Ciò che gli Osteopati definiscono “lesione” o “disfunzione somatica” è una reazione meccanica e fisiologica che avviene nelle strutture corporee in risposta a traumi, stress meccanici sostenuti o ricorrenti, funzioni viscerali alterate, stress psico-emotivi, ambientali, in generale a qualsiasi aggressione subita dal corpo da parte di “stressors” di varia natura in grado di provocare una risposta generale adattativa del corpo che, se inadeguata o troppo prolungata nel tempo, porterà a distonia o finanche all’esaurimento della funzionalità del sistema neurovegetativo, quindi alla perdita parziale o totale della capacità di risposta, adattamento, sopravvivenza . Tutto ciò avrà come conseguenza l’alterazione o l’interruzione del normale funzionamento integrato del corpo come struttura, assemblaggio di sistemi fisiologici, quindi come Insieme Organico, e sarà causa di alterazioni dello stato di salute che potranno andare dal disagio sensitivo, alla diminuzione di capacità funzionale, al dolore, fino alla malattia organica.


La lesione osteopatica quindi si instaura quando l’equilibrio dinamico omeostasico è interrotto e contemporaneamente ne è l’elemento espressivo e riconoscibile ancor prima che vi sia espressione disfunzionale, sintomatica od organica.
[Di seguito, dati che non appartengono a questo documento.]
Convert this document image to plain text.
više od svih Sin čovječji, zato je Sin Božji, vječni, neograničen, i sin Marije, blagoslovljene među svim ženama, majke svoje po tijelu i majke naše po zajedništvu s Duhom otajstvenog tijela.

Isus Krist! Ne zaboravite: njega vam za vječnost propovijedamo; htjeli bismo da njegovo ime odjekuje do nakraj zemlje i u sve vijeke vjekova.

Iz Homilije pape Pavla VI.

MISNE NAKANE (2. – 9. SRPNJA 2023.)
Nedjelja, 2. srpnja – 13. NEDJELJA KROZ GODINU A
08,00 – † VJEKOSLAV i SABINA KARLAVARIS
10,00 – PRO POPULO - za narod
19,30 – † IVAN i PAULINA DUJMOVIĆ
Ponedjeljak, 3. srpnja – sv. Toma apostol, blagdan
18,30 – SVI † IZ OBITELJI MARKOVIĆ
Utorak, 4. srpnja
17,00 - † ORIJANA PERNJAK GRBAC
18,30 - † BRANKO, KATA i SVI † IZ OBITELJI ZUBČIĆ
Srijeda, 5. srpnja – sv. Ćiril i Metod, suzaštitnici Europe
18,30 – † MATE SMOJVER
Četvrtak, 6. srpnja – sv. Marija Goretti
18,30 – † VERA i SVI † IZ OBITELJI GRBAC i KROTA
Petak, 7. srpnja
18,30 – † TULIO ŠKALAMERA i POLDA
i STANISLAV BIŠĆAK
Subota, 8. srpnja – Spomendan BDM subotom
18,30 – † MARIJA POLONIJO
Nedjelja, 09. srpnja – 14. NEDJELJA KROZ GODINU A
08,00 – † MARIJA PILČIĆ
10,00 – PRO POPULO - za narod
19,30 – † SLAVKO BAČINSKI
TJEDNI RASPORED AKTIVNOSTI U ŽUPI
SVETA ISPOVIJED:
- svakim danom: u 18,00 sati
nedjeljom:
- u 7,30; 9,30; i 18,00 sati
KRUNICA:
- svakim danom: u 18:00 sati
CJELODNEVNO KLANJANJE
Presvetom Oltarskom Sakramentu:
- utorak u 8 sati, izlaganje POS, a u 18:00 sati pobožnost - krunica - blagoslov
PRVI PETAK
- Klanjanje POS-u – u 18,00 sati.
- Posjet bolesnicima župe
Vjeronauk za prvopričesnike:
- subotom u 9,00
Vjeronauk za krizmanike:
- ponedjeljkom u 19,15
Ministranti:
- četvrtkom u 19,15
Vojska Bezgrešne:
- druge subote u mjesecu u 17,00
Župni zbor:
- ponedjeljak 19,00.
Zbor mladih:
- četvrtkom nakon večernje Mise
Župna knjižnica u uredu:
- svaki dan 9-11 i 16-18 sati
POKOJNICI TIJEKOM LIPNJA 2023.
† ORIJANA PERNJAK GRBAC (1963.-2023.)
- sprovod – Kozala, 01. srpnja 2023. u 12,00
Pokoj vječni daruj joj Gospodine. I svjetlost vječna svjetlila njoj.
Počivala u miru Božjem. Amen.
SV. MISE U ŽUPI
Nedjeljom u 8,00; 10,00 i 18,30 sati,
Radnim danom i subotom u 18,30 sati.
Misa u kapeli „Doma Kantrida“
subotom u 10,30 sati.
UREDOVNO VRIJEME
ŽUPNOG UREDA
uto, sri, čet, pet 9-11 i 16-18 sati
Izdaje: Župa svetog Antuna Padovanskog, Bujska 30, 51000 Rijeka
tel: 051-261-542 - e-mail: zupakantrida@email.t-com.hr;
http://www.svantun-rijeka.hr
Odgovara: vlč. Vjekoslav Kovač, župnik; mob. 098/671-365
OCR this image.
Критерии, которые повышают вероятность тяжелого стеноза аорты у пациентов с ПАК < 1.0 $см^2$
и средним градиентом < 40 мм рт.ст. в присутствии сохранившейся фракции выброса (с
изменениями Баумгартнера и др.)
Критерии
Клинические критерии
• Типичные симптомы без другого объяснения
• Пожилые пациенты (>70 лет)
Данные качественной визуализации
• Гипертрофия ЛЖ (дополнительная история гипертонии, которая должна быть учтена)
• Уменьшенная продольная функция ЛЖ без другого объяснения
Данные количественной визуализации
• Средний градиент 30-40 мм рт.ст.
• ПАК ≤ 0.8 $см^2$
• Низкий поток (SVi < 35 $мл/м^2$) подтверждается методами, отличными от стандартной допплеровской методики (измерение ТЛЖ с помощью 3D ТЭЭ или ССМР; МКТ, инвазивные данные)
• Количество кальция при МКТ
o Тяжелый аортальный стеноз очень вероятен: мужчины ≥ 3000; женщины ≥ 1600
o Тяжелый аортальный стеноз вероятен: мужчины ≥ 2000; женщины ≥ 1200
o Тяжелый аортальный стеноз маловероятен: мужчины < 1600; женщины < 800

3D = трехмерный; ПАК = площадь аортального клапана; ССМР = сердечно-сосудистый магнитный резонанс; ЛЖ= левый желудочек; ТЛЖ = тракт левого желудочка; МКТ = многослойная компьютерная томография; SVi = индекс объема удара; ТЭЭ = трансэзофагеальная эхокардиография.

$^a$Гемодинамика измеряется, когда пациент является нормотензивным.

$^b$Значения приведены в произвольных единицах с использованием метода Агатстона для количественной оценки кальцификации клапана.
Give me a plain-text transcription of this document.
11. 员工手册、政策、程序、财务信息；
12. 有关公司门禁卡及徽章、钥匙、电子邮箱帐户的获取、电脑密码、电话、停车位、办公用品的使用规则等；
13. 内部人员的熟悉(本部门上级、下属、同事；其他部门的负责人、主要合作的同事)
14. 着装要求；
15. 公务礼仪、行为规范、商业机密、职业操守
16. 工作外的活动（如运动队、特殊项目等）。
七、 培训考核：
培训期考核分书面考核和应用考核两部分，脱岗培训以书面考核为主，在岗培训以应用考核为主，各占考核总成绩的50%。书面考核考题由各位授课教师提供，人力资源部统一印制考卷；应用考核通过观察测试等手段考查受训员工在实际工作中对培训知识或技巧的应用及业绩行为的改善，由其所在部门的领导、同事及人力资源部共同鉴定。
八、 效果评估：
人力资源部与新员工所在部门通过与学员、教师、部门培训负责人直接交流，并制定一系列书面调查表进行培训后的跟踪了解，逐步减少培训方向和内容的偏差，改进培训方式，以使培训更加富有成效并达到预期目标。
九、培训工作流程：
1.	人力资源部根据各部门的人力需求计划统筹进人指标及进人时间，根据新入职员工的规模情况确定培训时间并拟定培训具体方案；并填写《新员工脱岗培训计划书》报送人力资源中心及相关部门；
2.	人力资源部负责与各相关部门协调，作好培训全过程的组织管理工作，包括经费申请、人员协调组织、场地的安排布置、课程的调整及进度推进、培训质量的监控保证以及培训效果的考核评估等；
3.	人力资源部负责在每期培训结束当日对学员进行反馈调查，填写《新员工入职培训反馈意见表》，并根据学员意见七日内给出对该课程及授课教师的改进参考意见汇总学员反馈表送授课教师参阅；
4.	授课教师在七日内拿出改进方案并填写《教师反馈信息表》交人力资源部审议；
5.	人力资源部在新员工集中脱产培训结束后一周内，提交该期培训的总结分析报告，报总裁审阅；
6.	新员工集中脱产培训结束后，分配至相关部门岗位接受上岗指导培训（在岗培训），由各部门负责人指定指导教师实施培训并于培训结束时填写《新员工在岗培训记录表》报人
Queste interruzioni dell’equilibrio dinamico omeostasico all’interno dell’organismo si manifestano attraverso complessi patterns lesionali, ognuno con le sue lesioni primarie e secondarie complementari, causando alterazioni locali, regionali, sistemiche.


Dal punto di vista clinico, la “lesione osteopatica” è l’elemento funzionale all’interno dei cambiamenti strutturali e patologici a tutti i livelli, muscolo-scheletrico, viscerale, psichico, metabolico, sia singolarmente che in combinazione. In risposta allo stressor ed ai meccanismi lesionali saranno possibili vari gradi di relative reazioni tissutali ed alterazioni che potranno esitare in senso evolutivo patologico dalla semplice fisiologia normale disturbata (puramente funzionale) alla condizione patologica estrema (elemento funzionale virtualmente assente e disintegrazione biologica).


Come si manifesta la lesione osteopatica?

La vita è movimento, il movimento è vita. Per l’osteopata la qualità vitale dell’organismo, di un sistema, di un organo, di un tessuto, si esprime in termini di movimento, dal più ampio della struttura articolare all’infinitamente piccolo della struttura molecolare. Questo movimento a sua volta si esprime in termini qualitativi di ampiezza, ritmo, direzione, simmetria, sincronicità, tensegrità, energia ed esprime quindi la qualità e capacità vitale e funzionale sia della struttura presa in considerazione in senso esclusivo che in relazione all’influenza reciproca sulle strutture correlate con essa e tra loro nell’Insieme Corpo, Mente, Spirito.


Quindi la “lesione osteopatica” è “movimento alterato in uno o più dei suoi parametri o elementi specifici”.


In breve. Compito dell’osteopata è riconoscere la lesione osteopatica ed, attraverso la tecnica manipolativa appropriata, rimuovere gli ostacoli che impediscono al movimento di fluire correttamente, rilanciarne la qualità e reintegrarlo nell’Insieme in accordo con i Principi fondamentali dell’Osteopatia: Unità del Corpo, autoregolazione, autoguarigione e conservazione della salute.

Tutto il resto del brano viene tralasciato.